Bingöl PTT Kavşağı'nda partisinin düzenlediği mitingte konuşan BDP Genel Başkanı Selahattin Demirtaş, dün akşam Silvan'da çıkan olaylarda yaralanan Mehmet Ezer üzerinden Başbakan'a yüklendi. Demirtaş, Başbakan'ın oy almak için Berkin Elvan'ın annesini meydanlarda yuhalattığını ifade ederek, "Çocukların acısı, çocukların hala bu ülkede öldürülüyor olması Başbakan'ın utancıdır. Daha dün Silvan'da 10 yaşında Mehmet Gezer, polisin attığı gaz fişeğiyle şimdi komada yoğun bakımda, Diyarbakır'da tedavi görüyor. Siz barış istediniz, Başkan Apo barışın yolunu açtı. Hiç bir Bingöllü kardeşim şunu unutmasın, siz Şeyh Said'in yolundan, 1925'ten bu yana zulüm görenlerin yolundan yürüyerek bu noktaya geldiniz" dedi.

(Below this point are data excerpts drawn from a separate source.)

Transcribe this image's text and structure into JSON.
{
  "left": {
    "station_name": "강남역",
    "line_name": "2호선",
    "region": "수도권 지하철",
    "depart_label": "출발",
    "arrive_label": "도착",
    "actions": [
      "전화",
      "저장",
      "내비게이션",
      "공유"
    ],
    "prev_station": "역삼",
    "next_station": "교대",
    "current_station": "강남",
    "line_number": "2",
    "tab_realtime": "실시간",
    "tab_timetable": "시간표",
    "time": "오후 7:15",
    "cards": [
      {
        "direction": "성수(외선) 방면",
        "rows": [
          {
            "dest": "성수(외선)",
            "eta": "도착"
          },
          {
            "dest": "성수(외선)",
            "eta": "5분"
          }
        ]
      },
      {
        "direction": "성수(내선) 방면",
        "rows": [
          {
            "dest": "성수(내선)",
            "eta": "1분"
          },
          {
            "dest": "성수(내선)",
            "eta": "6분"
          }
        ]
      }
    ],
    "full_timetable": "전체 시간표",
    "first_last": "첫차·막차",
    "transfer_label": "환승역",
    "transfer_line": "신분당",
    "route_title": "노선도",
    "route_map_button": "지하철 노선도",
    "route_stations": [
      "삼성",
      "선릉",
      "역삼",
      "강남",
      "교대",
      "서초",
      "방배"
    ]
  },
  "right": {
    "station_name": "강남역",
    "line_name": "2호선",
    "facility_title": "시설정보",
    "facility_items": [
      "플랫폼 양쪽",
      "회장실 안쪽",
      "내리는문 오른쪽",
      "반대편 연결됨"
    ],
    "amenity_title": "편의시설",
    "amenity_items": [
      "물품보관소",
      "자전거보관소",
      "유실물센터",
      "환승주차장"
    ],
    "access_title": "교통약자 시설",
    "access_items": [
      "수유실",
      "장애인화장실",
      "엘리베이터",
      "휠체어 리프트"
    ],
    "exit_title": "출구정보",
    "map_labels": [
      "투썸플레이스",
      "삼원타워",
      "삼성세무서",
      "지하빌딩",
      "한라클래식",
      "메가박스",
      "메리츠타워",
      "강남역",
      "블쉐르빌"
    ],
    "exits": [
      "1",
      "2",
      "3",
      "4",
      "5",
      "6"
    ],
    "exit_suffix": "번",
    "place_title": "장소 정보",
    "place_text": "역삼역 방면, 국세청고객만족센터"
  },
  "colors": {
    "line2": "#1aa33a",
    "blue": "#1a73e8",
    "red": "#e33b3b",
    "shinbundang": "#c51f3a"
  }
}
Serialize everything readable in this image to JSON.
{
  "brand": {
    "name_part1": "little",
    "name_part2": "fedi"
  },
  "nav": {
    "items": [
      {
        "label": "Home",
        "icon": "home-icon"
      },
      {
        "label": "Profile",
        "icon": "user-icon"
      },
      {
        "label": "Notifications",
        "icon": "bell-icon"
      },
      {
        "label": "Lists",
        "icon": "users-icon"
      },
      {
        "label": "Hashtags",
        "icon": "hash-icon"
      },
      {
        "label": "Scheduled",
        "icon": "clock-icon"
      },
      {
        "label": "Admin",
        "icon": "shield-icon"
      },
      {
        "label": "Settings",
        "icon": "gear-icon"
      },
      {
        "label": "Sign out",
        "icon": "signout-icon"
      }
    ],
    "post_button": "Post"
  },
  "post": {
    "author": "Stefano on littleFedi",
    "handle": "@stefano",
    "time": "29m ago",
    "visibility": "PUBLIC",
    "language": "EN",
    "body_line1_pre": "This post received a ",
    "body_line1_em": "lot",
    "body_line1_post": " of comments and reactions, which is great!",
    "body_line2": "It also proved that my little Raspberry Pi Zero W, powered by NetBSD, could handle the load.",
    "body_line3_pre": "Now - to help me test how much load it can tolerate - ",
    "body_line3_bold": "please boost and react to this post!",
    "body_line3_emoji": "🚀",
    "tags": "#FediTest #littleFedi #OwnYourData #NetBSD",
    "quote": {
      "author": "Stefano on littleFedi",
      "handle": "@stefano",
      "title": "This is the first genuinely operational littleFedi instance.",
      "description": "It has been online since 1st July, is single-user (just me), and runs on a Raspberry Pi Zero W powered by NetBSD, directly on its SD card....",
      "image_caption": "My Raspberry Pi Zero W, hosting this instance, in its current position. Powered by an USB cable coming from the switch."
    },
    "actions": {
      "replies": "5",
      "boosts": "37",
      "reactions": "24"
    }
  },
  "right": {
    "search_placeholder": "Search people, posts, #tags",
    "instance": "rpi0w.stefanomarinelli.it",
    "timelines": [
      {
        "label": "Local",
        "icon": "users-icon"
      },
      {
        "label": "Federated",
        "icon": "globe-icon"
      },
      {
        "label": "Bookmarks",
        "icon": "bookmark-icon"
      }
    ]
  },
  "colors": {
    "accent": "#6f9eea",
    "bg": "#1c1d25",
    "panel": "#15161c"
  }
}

'Hocalardan fetva istemiş, hoca bu fetvayı vermiş'
Bingöllü'lerden destek isteyen Demirtaş, "Hocalardan fetva istiyor biliyor musunuz? Bakın seydalar, hocalar var aramızda. Ne yapmış Başbakan? Yanındaki bir kaç tane hocaya gitmiş, 'Hocam bir fetva verin, biz her mütaehitten yüzde 10 aldık, her ihaleden şu kadar aldık, bu helal mi haram mı? Siz bir helal diye fetva verin.' Hoca bu fetvayı vermiş. Yav senin o fetvayı veren hocanın hocalığı batsın, senin o hırsızlığın batsın, senin Başbakanlığın batsın. Hırsıza her yerde hırsız denir. Fetva da versen hırsızdır, vermesen de hırsızdır"diye konuştu.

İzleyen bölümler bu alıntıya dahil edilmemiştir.